Wednesday, March 28, 2012

Dead Rising 2 Game (Xbox 360 or PS3)


The original Dead Rising may have borrowed its core concept from horror classic Dawn of the Dead, but the level of absurdity in that game was completely unlike anything that preceded it. Sure, it can be played on the straight and narrow, with a variety of traditional firearms and blades scattered throughout the suburban mall, but who didn't swap his or her pistol or knife for a soccer ball, cactus, or stuffed teddy bear whenever possible? The process of killing zombies in increasingly bizarre manners felt more important than the end result, and Dead Rising was all the better for it.


Luckily, Dead Rising 2​ doesn't muck up the formula with wild gameplay shifts or scenario changes. It maintains nearly everything that made Dead Rising such a weird concoction, warts and all, but improves aspects that frustrated many gamers, while lightly expanding what made it such a fresh and exciting experience.
Dead Rising 2 swaps in a new setting and cavalcade of personalities, but despite the fresh faces, the experience remains remarkably familiar throughout. Fortune City -- a fictional, sprawling Las Vegas-style casino complex -- may be defined primarily through its slot machines and risque content, but like any worthwhile Vegas destination, its casino floors are bookended by malls and standalone shops, and you'll spend at least as much time looting stores as you will vaulting over roulette tables.

Buy Dead Rising 2 High Stakes Edition for Xbox 360 Click Here

New lead Chuck Greene may lack the aggressive obnoxiousness of photojournalist Frank West (and is arguably a less endearing character because of it), but ultimately, his plight to save his infected daughter and clear his name after being framed for a zombie outbreak feels secondary to the immense joy of slaying the undead in all sorts of devious ways.
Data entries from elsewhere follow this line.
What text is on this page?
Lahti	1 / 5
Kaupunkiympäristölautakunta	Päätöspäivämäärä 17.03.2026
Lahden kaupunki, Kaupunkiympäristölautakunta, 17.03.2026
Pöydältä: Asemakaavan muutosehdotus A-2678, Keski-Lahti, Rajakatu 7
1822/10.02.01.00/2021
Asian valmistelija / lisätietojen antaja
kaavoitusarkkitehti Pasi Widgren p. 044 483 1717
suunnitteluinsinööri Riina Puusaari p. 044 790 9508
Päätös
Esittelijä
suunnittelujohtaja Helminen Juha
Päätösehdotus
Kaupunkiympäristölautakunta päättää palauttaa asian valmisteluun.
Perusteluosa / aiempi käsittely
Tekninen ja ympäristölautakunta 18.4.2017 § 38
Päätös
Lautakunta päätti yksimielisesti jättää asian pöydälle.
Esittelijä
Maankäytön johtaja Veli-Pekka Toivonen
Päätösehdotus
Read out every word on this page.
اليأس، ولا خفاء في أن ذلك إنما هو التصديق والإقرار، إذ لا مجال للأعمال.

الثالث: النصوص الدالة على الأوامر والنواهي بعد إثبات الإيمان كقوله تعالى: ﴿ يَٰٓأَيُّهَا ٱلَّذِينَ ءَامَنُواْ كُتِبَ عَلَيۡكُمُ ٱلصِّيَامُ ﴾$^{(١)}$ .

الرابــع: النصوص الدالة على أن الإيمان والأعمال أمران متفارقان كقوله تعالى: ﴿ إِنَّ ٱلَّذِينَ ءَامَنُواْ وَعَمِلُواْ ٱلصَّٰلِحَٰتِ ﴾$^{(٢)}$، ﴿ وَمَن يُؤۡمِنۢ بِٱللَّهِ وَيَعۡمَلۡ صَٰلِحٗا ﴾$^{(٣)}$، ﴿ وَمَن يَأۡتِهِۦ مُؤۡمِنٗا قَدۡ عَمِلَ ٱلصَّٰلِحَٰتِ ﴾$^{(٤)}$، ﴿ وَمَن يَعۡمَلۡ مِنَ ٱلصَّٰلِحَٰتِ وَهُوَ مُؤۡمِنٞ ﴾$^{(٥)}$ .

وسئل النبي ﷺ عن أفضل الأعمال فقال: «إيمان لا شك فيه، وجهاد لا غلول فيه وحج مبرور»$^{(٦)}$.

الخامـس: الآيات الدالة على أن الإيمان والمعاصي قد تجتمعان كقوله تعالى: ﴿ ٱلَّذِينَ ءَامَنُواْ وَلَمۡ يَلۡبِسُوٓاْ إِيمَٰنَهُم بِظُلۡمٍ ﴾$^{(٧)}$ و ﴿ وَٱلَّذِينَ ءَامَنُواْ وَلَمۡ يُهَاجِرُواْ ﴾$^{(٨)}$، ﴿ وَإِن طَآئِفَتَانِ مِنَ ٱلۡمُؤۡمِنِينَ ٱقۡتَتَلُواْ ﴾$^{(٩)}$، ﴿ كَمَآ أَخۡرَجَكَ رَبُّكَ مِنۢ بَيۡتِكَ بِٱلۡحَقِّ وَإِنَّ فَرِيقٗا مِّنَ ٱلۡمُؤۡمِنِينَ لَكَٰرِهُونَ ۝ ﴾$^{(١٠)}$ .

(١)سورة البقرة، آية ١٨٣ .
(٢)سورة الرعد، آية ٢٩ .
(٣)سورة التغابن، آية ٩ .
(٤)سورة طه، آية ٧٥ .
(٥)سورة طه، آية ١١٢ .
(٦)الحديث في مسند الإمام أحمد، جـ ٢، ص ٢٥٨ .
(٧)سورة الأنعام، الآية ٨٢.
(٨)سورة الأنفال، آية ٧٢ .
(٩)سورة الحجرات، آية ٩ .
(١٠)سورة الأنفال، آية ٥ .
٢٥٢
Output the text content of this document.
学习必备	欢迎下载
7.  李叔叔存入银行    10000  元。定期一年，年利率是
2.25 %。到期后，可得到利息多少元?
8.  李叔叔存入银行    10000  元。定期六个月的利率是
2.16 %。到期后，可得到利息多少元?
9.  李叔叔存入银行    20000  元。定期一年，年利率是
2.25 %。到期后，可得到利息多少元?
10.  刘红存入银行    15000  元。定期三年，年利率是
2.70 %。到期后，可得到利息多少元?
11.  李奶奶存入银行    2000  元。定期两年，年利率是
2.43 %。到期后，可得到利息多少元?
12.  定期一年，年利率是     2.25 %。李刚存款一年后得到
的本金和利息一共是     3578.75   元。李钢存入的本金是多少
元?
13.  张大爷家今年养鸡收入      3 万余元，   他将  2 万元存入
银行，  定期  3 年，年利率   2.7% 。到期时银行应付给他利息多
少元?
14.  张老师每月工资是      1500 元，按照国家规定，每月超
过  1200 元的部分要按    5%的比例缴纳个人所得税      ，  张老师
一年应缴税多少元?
Living out your Shaun of the Dead​ fantasies by chucking records at zombies feels downright pedestrian in a game that lets you mow down foes while riding a pink tricycle, thwart on-comers with a phallic-shaped "massager," and trample enemies by the truckload while rolling through tunnels in a large metal ball straight out of American Gladiators​. The collection of curious items is wider and more diverse the second time around, and even after playing through the original and the Xbox 360-exclusive prequel, Dead Rising 2: Case Zero, it's amazing how much fun it is to stumble on some random, otherwise mundane item and use it to bash the nearest shambling foe.

Buy Dead Rising 2 High Stakes Edition for PS3 Click Here


But as Case Zero demonstrated, Dead Rising 2 is no longer just about finding intense and incongruous ways to slay zombies -- it's also about inventing new contraptions to ratchet up both the bloodshed and hilarity. Specific items in the game can be combined with others, with dozens of available pairings that spawn shockingly creative death devices.
The Spiked Bat (baseball bat + nails) and Drill Bucket (power drill + bucket) initially entertain, but are quickly surpassed by much more ridiculous concoctions like the Heliblade -- a toy helicopter with machete blades -- and Roaring Thunder, which requires a car battery and Blanka mask; this combination is not only deadly, it simultaneously offers up one hell of an inside joke. Finding the items and discovering the combinations adds a completely new and totally optional layer of depth to the experience, and is sure to keep players entertained well past a standard campaign playthrough.